Хотя, разумеется, это не значит, что Биксель не умеет ненавидеть! Смиренным его никак не назовешь. Существует и гневный, разъяренный, обличающий, агрессивный Биксель. Когда он видит грубую силу, с ухмылкой кичащуюся своей властью, то становится просто-таки опасным. Его фразы проникаются ожесточением и злобой. Они бьют точно в цель, и кое-кому приходится потом годами скрывать синяки под своим щегольским костюмом. Тогда становится заметным, что изощренное искусство Бикселя, его добродушная ирония и тонкий юмор неразрывно связаны с твердой политической позицией.
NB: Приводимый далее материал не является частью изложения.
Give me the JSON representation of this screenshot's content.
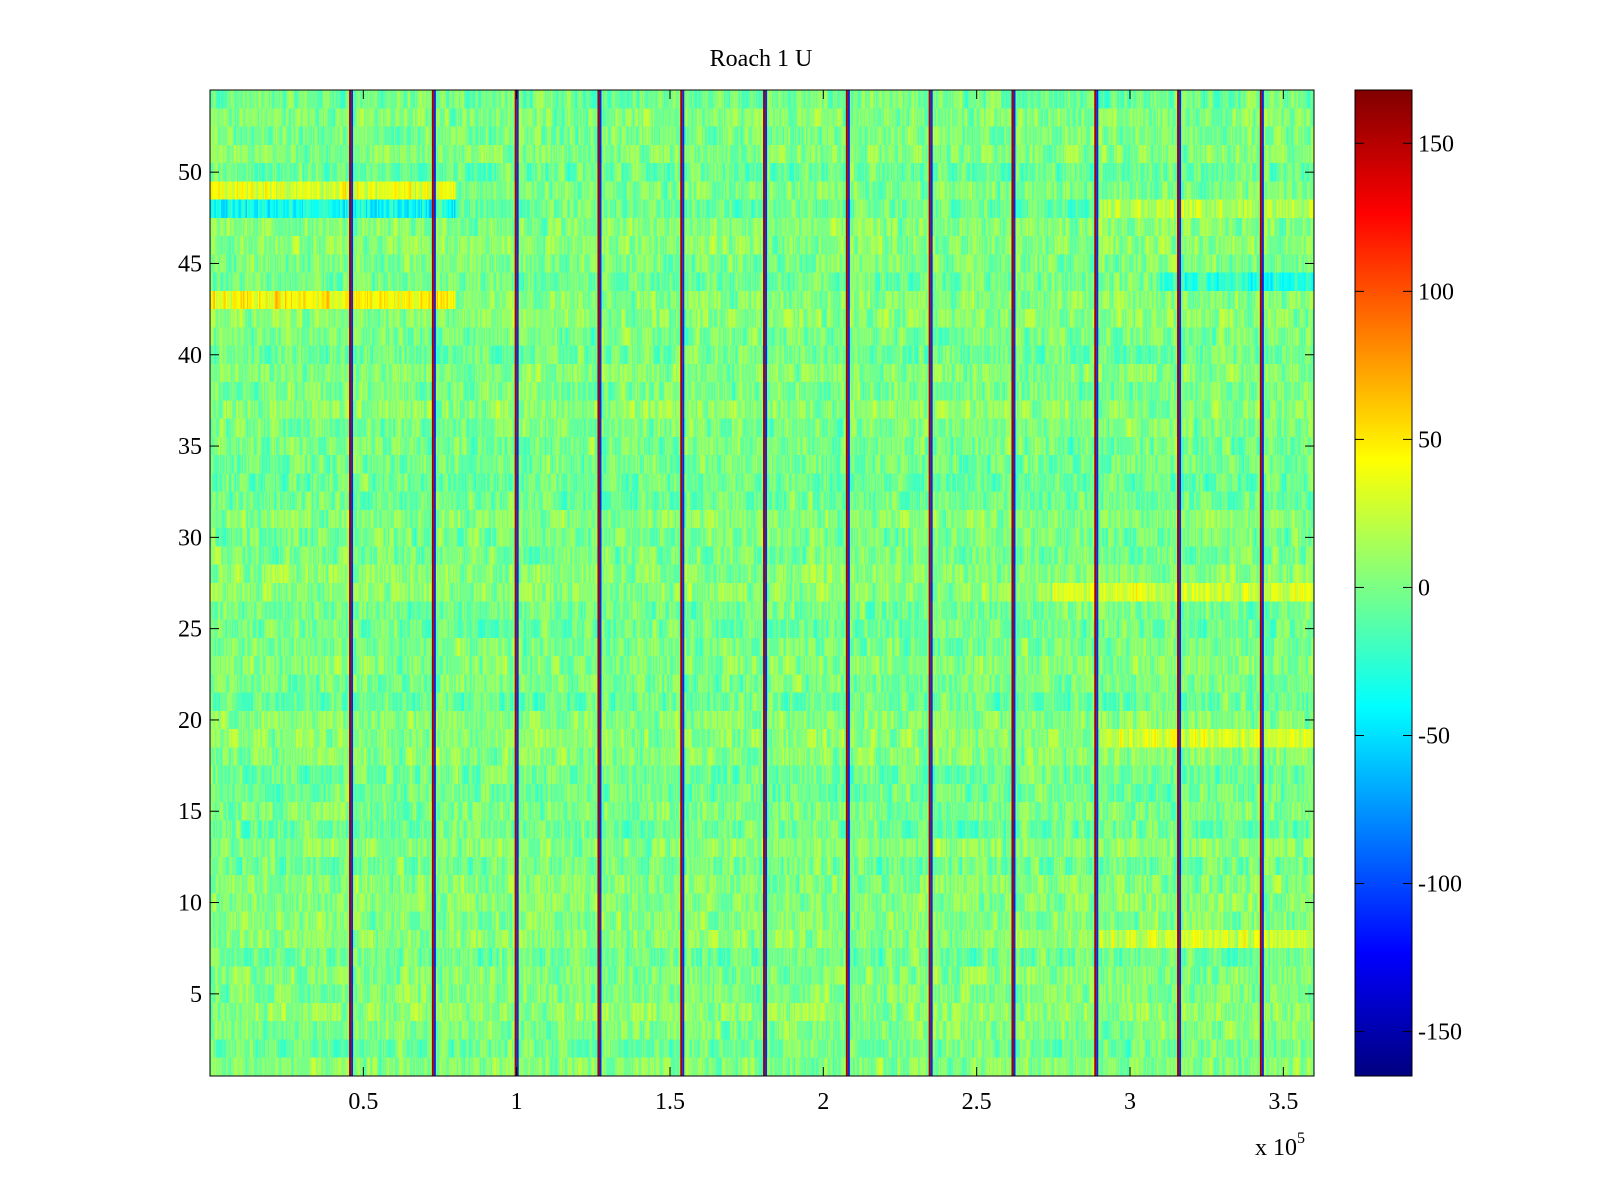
{
  "chart_data": {
    "type": "heatmap",
    "title": "Roach 1 U",
    "xlabel": "",
    "ylabel": "",
    "x_exponent_label": "x 10",
    "x_exponent_power": "5",
    "xlim": [
      0,
      3.6
    ],
    "ylim": [
      0.5,
      54.5
    ],
    "x_ticks": [
      0.5,
      1,
      1.5,
      2,
      2.5,
      3,
      3.5
    ],
    "x_tick_labels": [
      "0.5",
      "1",
      "1.5",
      "2",
      "2.5",
      "3",
      "3.5"
    ],
    "y_ticks": [
      5,
      10,
      15,
      20,
      25,
      30,
      35,
      40,
      45,
      50
    ],
    "y_tick_labels": [
      "5",
      "10",
      "15",
      "20",
      "25",
      "30",
      "35",
      "40",
      "45",
      "50"
    ],
    "rows": 54,
    "colormap": "jet",
    "colorbar": {
      "range": [
        -165,
        168
      ],
      "ticks": [
        -150,
        -100,
        -50,
        0,
        50,
        100,
        150
      ],
      "tick_labels": [
        "-150",
        "-100",
        "-50",
        "0",
        "50",
        "100",
        "150"
      ]
    },
    "vertical_events_x": [
      0.46,
      0.73,
      1.0,
      1.27,
      1.54,
      1.81,
      2.08,
      2.35,
      2.62,
      2.89,
      3.16,
      3.43
    ],
    "event_red_value": 155,
    "event_blue_value": -130,
    "background_mean": 0,
    "noise_amplitude": 30,
    "row_bias": [
      {
        "row": 43,
        "x_range": [
          0,
          0.8
        ],
        "value": 50
      },
      {
        "row": 49,
        "x_range": [
          0,
          0.8
        ],
        "value": 40
      },
      {
        "row": 48,
        "x_range": [
          0,
          0.8
        ],
        "value": -40
      },
      {
        "row": 48,
        "x_range": [
          2.9,
          3.6
        ],
        "value": 35
      },
      {
        "row": 27,
        "x_range": [
          2.75,
          3.6
        ],
        "value": 30
      },
      {
        "row": 19,
        "x_range": [
          2.9,
          3.6
        ],
        "value": 28
      },
      {
        "row": 8,
        "x_range": [
          2.9,
          3.6
        ],
        "value": 28
      },
      {
        "row": 44,
        "x_range": [
          3.1,
          3.6
        ],
        "value": -30
      }
    ]
  }
}
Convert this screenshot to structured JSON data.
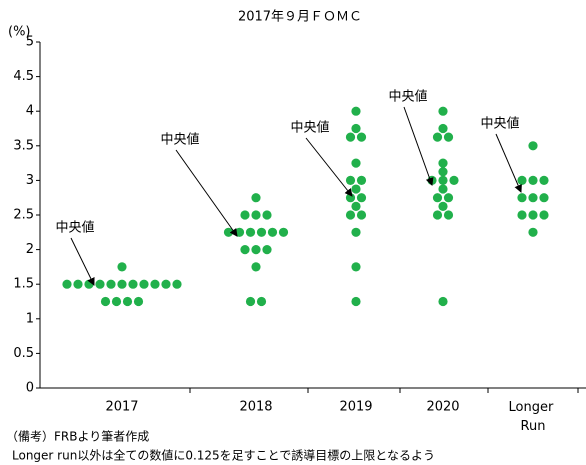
{
  "chart_data": {
    "type": "dot",
    "title": "2017年９月ＦＯＭＣ",
    "y_unit": "(%)",
    "categories": [
      "2017",
      "2018",
      "2019",
      "2020",
      "Longer Run"
    ],
    "color": "#21b04b",
    "dots": [
      [
        1.75,
        1.5,
        1.5,
        1.5,
        1.5,
        1.5,
        1.5,
        1.5,
        1.5,
        1.5,
        1.5,
        1.5,
        1.25,
        1.25,
        1.25,
        1.25
      ],
      [
        2.75,
        2.5,
        2.5,
        2.5,
        2.25,
        2.25,
        2.25,
        2.25,
        2.25,
        2.25,
        2,
        2,
        2,
        1.75,
        1.25,
        1.25
      ],
      [
        4,
        3.75,
        3.625,
        3.625,
        3.25,
        3,
        3,
        2.875,
        2.75,
        2.75,
        2.625,
        2.5,
        2.5,
        2.25,
        1.75,
        1.25
      ],
      [
        4,
        3.75,
        3.625,
        3.625,
        3.25,
        3.125,
        3,
        3,
        3,
        2.875,
        2.75,
        2.75,
        2.625,
        2.5,
        2.5,
        1.25
      ],
      [
        3.5,
        3,
        3,
        3,
        2.75,
        2.75,
        2.75,
        2.5,
        2.5,
        2.5,
        2.25
      ]
    ],
    "ylim": [
      0,
      5
    ],
    "yticks": [
      0,
      0.5,
      1,
      1.5,
      2,
      2.5,
      3,
      3.5,
      4,
      4.5,
      5
    ],
    "grid": false,
    "annotations": [
      "中央値",
      "中央値",
      "中央値",
      "中央値",
      "中央値"
    ],
    "notes": [
      "（備考）FRBより筆者作成",
      "Longer run以外は全ての数値に0.125を足すことで誘導目標の上限となるよう"
    ]
  }
}
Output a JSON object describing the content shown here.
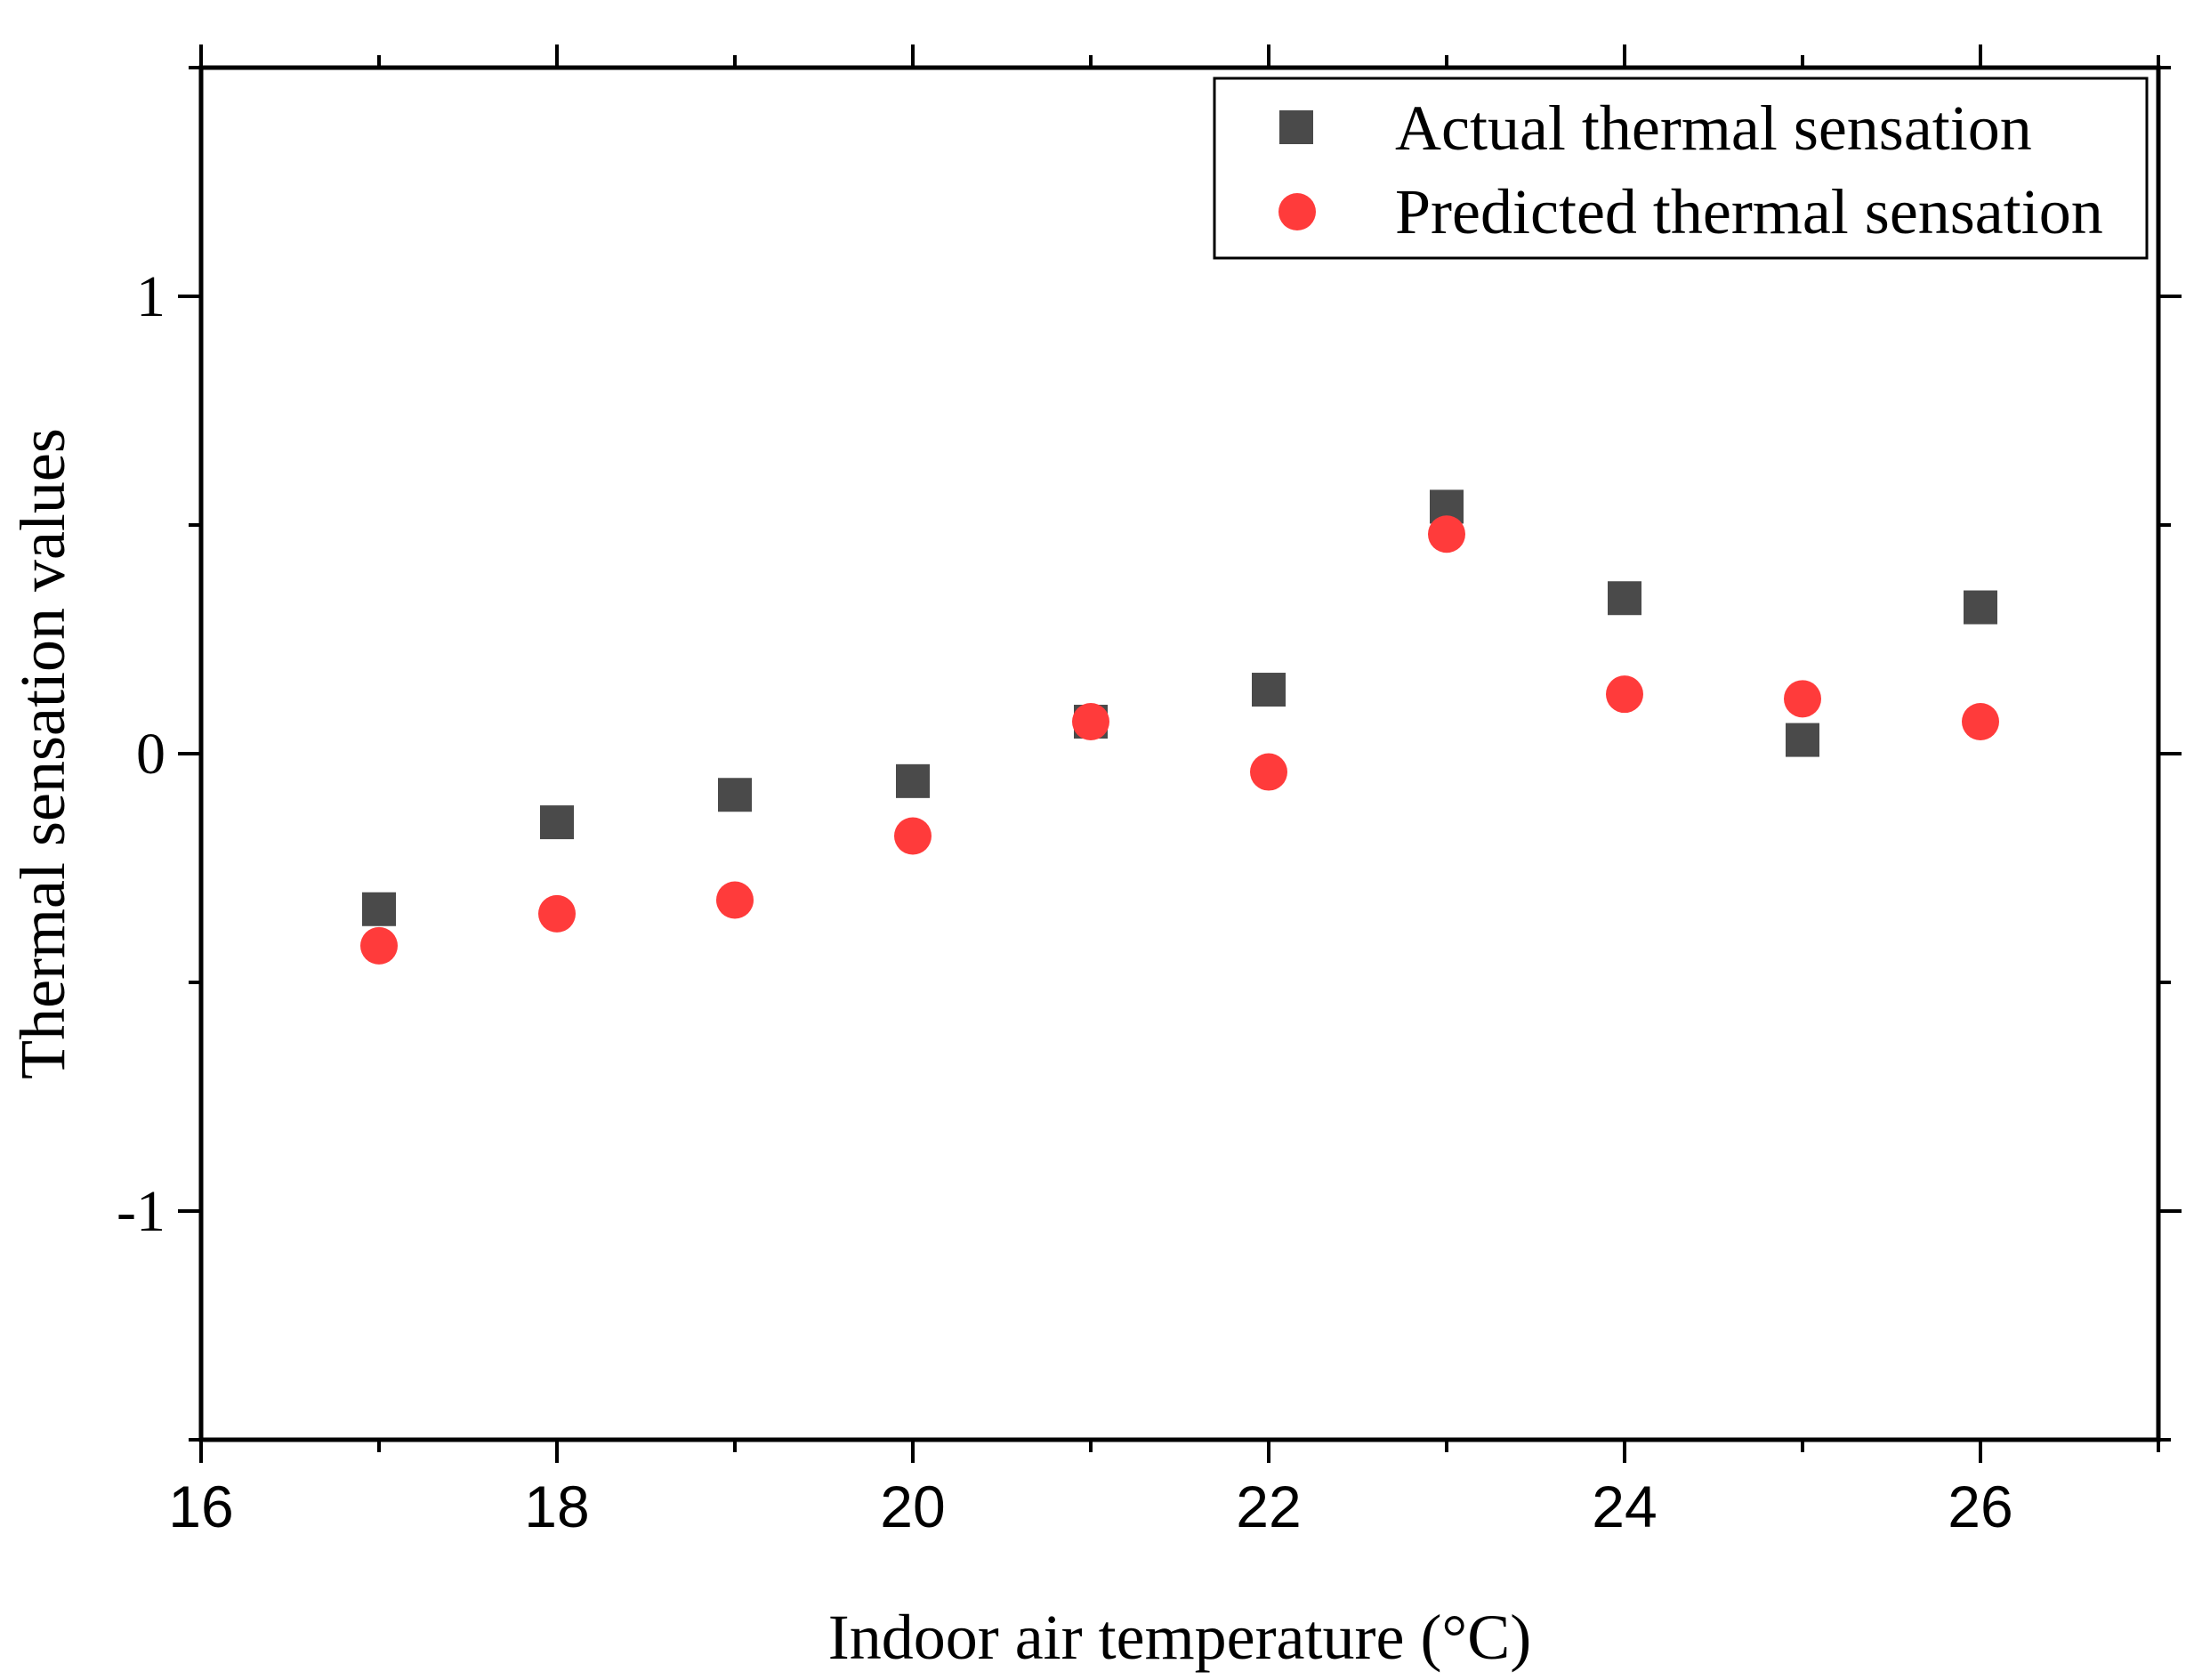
{
  "chart_data": {
    "type": "scatter",
    "title": "",
    "xlabel": "Indoor air temperature (°C)",
    "ylabel": "Thermal sensation values",
    "xlim": [
      16,
      27
    ],
    "ylim": [
      -1.5,
      1.5
    ],
    "x_ticks": [
      16,
      18,
      20,
      22,
      24,
      26
    ],
    "x_tick_labels": [
      "16",
      "18",
      "20",
      "22",
      "24",
      "26"
    ],
    "y_ticks": [
      1,
      0,
      -1
    ],
    "y_tick_labels": [
      "1",
      "0",
      "-1"
    ],
    "grid": false,
    "legend_position": "top-right",
    "series": [
      {
        "name": "Actual thermal sensation",
        "marker": "square",
        "color": "#4a4a4a",
        "x": [
          17,
          18,
          19,
          20,
          21,
          22,
          23,
          24,
          25,
          26
        ],
        "y": [
          -0.34,
          -0.15,
          -0.09,
          -0.06,
          0.07,
          0.14,
          0.54,
          0.34,
          0.03,
          0.32
        ]
      },
      {
        "name": "Predicted thermal sensation",
        "marker": "circle",
        "color": "#ff3b3b",
        "x": [
          17,
          18,
          19,
          20,
          21,
          22,
          23,
          24,
          25,
          26
        ],
        "y": [
          -0.42,
          -0.35,
          -0.32,
          -0.18,
          0.07,
          -0.04,
          0.48,
          0.13,
          0.12,
          0.07
        ]
      }
    ]
  }
}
Шопенгауэр сказал как-то, что за веселостью всех великих юмористов скрывается истинная серьезность. Это видно и на примере Петера Бикселя. Однако у творчества Бикселя есть и другая характерная черта. Кто хоть раз слышал, как этот человек рассказывает анекдоты, смешные анекдоты, с лукавой обстоятельностью вступления и молниеносной концовкой, тот знает, что Биксель — не только философ, чей смех рождается из глубин мироздания, но и завзятый комедиант, не понаслышке знакомый с искусством повествования, готовый в любую минуту провести читателей и слушателей: обвести их вокруг пальца и вывести на чистую воду.